I’ve been assembling my cartridge collection (singles) in a better display manner in my 5-drawer blueprint file lately and wanted to let people know that I’ve been using tiny Aspen dowels in a unique way to set up the vertical dividers to keep cartridges from rolling. I noticed that the local Home Depot had either Oak dowels or a soft wood mix dowel from China that was primarily Populous Tremuloidies according to the label (Aspen). The Aspen acidity is very low and it’s closer to the base end of the spectrum so I went with it. I laid out the dowels vertically at a certain spacing on top of a soft wood 1/4" panel board, and I glued them down. Then I covered the dowels tightly with green felt and put this in the drawer. I’ll take some step by step pictures when I make one of these for the next drawer and post them here. And maybe I can finally have the only other IAA collector who is local to me over for a visit to see the cartridges laid out proper (Dave Kuchta), hang in there Dave!.


#12

To have another cartridge collector living in the same town with you - that would be nice. We tend to be spread pretty thin in my experience - thank Goodness (or was that Al Gore?) for the internet.


#13

DK

I have considered making drawer liners like you described but the cost of good wooden dowels makes it prohibitive. Are the cheap ones OK? It seems to me like everything from China was made with or washed in urine. Like corrugated cardboard, for example.

Ray


#14

Ray - I had to be selective when picking out the dowels. Half of the dowels at Home Depot of this type were either bent or broken, but I managed to get enough after inspecting several. The oak ones were more expensive and were better quality, but obviously the wrong type of wood.


#15

One more are the flat plastic Plano boxes with dividers. All hardware and sporting shops carry them, they come in all sizes, if you get the thinnest ones with the most number of movable dividers you can not only handle individual rounds but boxes on the flat . I have them stacked 10 high with no problem. Eventually I will make a divider shelves so they can be stored out of the way but easy acess. My 2 cents Vic


#16


I second this idea! It is what I mainly use right now. It is excellent for organization, and allows growth to be really easy as you can just move the interior boxes around.

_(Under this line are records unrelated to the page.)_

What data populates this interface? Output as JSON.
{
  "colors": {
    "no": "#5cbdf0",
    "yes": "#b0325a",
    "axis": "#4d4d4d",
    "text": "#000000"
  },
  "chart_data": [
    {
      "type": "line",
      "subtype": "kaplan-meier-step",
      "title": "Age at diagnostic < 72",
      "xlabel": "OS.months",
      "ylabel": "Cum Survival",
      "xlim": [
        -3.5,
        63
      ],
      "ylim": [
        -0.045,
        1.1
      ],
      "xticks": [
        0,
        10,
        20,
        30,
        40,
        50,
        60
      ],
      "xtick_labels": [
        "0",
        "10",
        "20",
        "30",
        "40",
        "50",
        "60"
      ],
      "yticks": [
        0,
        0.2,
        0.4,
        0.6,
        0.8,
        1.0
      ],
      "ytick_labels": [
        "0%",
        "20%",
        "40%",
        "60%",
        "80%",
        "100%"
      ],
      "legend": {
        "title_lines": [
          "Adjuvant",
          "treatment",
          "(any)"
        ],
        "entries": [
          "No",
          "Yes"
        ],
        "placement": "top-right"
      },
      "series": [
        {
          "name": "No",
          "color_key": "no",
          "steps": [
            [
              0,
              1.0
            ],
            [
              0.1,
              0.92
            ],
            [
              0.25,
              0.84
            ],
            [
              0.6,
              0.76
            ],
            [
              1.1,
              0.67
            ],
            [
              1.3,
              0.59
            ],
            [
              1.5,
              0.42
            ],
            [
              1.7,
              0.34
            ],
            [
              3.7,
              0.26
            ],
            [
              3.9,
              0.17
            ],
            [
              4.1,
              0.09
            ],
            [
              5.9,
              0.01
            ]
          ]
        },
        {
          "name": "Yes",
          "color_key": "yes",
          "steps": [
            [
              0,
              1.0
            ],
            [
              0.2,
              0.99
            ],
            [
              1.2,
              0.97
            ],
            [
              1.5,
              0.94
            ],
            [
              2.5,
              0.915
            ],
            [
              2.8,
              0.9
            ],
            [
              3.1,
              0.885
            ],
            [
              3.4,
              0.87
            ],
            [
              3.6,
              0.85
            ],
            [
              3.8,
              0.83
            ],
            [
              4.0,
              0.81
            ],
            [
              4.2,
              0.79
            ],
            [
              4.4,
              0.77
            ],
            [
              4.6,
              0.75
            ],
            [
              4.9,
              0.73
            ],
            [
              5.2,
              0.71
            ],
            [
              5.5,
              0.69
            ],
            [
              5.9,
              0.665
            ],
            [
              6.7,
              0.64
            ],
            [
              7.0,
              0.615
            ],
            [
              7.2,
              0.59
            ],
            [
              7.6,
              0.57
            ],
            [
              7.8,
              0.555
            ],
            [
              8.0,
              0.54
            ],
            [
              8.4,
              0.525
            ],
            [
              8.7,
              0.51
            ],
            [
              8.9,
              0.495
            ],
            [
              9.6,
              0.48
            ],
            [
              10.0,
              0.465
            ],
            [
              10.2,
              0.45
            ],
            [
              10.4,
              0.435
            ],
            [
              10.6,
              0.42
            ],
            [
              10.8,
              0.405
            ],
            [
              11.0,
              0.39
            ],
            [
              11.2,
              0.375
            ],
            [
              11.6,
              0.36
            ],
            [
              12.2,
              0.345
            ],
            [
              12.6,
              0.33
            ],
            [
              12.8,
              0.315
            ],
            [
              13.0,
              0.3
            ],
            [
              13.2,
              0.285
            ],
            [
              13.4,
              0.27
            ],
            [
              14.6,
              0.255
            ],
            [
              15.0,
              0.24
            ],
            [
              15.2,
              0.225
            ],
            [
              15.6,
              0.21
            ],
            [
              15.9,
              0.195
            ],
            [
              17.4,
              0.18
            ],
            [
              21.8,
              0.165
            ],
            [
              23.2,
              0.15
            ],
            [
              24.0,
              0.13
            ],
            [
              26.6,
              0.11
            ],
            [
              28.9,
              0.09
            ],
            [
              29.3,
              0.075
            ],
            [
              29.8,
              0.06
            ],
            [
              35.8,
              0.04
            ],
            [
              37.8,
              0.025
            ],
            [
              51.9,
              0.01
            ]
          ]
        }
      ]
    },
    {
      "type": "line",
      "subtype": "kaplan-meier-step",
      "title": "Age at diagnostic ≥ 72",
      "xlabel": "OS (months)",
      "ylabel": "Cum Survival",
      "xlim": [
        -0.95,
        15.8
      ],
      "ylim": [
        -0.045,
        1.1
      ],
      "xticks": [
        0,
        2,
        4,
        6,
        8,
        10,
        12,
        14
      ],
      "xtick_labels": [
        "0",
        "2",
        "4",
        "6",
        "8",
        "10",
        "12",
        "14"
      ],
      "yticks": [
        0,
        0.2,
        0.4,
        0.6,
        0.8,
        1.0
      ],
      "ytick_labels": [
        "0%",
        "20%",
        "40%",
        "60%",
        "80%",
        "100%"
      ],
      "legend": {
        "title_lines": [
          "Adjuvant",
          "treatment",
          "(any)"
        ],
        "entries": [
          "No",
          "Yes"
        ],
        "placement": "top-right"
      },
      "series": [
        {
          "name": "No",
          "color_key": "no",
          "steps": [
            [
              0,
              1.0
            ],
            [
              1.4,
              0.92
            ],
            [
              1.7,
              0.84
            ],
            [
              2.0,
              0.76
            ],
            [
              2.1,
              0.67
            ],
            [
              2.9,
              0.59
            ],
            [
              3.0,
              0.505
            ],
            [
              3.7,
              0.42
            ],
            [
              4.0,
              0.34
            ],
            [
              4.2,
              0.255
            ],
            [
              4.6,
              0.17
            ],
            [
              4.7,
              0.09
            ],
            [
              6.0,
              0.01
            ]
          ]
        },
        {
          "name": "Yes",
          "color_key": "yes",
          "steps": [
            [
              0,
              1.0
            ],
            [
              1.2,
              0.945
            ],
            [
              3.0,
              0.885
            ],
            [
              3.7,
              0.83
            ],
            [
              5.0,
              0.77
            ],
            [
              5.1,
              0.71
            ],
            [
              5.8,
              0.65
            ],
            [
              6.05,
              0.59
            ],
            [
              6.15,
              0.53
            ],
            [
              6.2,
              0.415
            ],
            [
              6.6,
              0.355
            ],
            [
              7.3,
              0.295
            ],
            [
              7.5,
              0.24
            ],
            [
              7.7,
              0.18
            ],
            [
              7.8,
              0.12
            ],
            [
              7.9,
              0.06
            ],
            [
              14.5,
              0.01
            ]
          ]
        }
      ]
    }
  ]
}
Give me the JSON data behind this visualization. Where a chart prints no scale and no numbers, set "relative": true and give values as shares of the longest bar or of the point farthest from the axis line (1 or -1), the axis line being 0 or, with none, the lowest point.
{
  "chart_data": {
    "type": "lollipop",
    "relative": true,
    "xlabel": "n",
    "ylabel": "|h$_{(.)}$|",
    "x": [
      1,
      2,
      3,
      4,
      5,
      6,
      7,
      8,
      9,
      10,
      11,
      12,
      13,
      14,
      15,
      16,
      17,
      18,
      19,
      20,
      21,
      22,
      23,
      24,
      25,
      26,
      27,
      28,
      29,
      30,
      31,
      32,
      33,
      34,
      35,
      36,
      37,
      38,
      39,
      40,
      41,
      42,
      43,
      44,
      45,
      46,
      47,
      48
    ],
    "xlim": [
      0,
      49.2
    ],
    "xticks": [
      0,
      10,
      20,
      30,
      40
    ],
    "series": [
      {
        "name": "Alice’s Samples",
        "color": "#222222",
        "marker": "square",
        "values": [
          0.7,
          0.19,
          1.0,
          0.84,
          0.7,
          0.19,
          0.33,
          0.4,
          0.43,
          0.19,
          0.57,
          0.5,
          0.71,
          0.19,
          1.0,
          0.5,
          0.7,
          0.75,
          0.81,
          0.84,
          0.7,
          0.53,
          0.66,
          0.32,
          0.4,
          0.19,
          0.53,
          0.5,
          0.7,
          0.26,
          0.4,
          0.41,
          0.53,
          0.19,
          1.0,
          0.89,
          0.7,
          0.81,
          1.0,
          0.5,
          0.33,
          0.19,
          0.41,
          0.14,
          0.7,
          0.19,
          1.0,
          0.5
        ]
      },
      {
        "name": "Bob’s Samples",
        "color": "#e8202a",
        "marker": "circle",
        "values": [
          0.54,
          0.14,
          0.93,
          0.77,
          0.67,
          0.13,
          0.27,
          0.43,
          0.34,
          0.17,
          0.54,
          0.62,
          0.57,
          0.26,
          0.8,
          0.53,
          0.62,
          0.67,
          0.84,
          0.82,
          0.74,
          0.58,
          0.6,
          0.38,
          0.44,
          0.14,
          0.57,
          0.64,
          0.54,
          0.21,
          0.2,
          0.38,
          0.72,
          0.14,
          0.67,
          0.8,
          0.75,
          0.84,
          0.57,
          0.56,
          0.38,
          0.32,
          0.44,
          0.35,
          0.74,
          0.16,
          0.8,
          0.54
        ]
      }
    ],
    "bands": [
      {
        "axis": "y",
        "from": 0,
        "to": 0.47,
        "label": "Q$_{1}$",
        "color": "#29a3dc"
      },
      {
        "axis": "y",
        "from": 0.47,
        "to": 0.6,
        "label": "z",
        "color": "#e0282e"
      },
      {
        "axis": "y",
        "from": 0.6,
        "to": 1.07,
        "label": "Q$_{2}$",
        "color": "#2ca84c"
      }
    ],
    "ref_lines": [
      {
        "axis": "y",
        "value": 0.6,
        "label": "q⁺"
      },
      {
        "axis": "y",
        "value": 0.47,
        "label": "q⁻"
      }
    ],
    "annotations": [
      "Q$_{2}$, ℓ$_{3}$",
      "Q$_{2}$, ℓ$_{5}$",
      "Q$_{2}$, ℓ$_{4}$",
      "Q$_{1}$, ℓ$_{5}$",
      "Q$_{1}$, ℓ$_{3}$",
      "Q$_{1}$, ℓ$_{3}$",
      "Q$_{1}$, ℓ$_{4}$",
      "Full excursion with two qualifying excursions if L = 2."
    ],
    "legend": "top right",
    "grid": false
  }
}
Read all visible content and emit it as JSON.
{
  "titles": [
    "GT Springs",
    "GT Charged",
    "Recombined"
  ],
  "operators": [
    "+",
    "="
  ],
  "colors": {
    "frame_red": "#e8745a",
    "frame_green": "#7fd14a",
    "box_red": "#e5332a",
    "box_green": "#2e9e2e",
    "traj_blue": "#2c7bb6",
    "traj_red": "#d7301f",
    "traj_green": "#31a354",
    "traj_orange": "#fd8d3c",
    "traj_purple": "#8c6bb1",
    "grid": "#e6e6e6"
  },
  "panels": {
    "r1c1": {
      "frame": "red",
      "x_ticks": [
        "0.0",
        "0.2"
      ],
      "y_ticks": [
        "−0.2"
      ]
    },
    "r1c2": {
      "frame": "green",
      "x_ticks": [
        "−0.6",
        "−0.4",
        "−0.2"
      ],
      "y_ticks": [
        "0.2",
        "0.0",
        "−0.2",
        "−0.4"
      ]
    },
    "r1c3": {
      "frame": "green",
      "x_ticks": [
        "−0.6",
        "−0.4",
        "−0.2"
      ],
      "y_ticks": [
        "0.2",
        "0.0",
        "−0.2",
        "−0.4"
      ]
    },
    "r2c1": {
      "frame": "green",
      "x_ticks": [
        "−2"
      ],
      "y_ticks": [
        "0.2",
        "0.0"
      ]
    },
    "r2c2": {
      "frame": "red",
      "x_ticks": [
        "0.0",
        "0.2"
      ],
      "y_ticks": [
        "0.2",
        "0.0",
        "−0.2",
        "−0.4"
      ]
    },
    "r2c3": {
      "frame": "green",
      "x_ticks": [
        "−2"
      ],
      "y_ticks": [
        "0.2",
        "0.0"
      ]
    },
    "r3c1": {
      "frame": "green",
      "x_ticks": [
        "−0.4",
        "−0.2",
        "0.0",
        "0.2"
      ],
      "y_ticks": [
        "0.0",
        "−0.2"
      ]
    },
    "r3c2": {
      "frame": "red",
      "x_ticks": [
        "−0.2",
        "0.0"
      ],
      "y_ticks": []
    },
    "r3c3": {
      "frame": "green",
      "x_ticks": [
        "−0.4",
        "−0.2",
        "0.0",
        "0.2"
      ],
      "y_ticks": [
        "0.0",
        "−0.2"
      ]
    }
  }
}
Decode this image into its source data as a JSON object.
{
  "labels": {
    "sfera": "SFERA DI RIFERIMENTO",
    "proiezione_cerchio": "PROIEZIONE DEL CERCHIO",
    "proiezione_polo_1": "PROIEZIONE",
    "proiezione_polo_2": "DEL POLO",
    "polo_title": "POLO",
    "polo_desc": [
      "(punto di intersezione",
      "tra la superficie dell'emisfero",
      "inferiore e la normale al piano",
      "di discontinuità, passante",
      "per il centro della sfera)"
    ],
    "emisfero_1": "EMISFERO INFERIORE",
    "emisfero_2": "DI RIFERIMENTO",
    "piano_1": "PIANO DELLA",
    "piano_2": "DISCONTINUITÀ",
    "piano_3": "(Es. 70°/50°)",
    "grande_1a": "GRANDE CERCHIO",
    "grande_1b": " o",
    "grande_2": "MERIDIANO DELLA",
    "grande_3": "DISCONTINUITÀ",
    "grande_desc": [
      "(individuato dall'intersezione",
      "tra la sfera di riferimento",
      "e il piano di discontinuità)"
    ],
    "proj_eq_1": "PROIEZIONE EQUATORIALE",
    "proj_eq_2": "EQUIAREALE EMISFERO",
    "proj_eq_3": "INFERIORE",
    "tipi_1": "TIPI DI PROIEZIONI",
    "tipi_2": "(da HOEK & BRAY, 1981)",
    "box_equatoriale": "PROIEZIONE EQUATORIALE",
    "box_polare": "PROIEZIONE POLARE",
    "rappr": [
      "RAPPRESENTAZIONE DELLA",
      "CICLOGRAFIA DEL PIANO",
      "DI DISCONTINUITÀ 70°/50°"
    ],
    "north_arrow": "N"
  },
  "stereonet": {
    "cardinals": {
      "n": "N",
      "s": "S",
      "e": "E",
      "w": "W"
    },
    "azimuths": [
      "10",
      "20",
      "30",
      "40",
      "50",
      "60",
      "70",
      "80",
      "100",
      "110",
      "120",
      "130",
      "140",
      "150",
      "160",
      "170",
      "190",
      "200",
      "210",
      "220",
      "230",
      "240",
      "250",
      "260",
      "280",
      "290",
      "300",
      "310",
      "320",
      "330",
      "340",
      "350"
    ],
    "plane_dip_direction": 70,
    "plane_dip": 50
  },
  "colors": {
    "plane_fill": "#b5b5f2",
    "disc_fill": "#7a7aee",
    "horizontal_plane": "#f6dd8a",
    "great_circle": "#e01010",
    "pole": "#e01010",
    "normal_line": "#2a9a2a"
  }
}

These are amazing if you ever what to show off your collection too at a place other than your home as they are so easy to carry around. Also are super easy to store in an organized way in the corner of your garage.

You can also get cheap small dessicant packs to put in each little drawer to keep moisture more at bay.

http://www.amazon.com/Plano-3650-Size-Tackle-Box/dp/B000E3FKTE


#17

When it comes to housing my collection, I’m as simple as it gets (unlike Gyrojet’s plastic labled tubes that looks really cool, or John Moss’s set-up which is pretty awsome if I might say). Singles i just keep in the MTM Case Guard plastic boxes of 100. They’re manageable, sturdy, stackable and I place a sticker/label on top with the manufacturers written on the label. Packets and boxes of ammo that I store away are in surplus .30 & .50 cal. ammo cans.


#18

Leon

When using the MTM plastic boxes you have to be careful or you’ll rub a bright ring around the cartridge where it meets the black inner tray. This will happen especially when you transport the boxes by automobile. The vibrations from the car engine and road surface will result in a ring-around-the-case in very short order. Even the act of moving the boxes around your house will eventually do the same thing.

The inner trays can be adjusted for height, to a certain degree. Shooters do this to accomodate the particular cartridge, not to prevent the ring, but to make the cartridges more accessible. The ring is not a concern to shooters but is to a collector.

JMHO

Ray


#19

Examples of mild ring-around-the case. OK for shooting but not something you want to see on your three-hundred dollar 7.62x39 Lugashistan.

Ray


#20

Ray,

Thanks for the heads-up. I’ve been storing my collection in the Case Guards for over 20 years and I’ve yet to come across the problem you mentioned…yet. I’ll keep a close eye on my collection for this problem.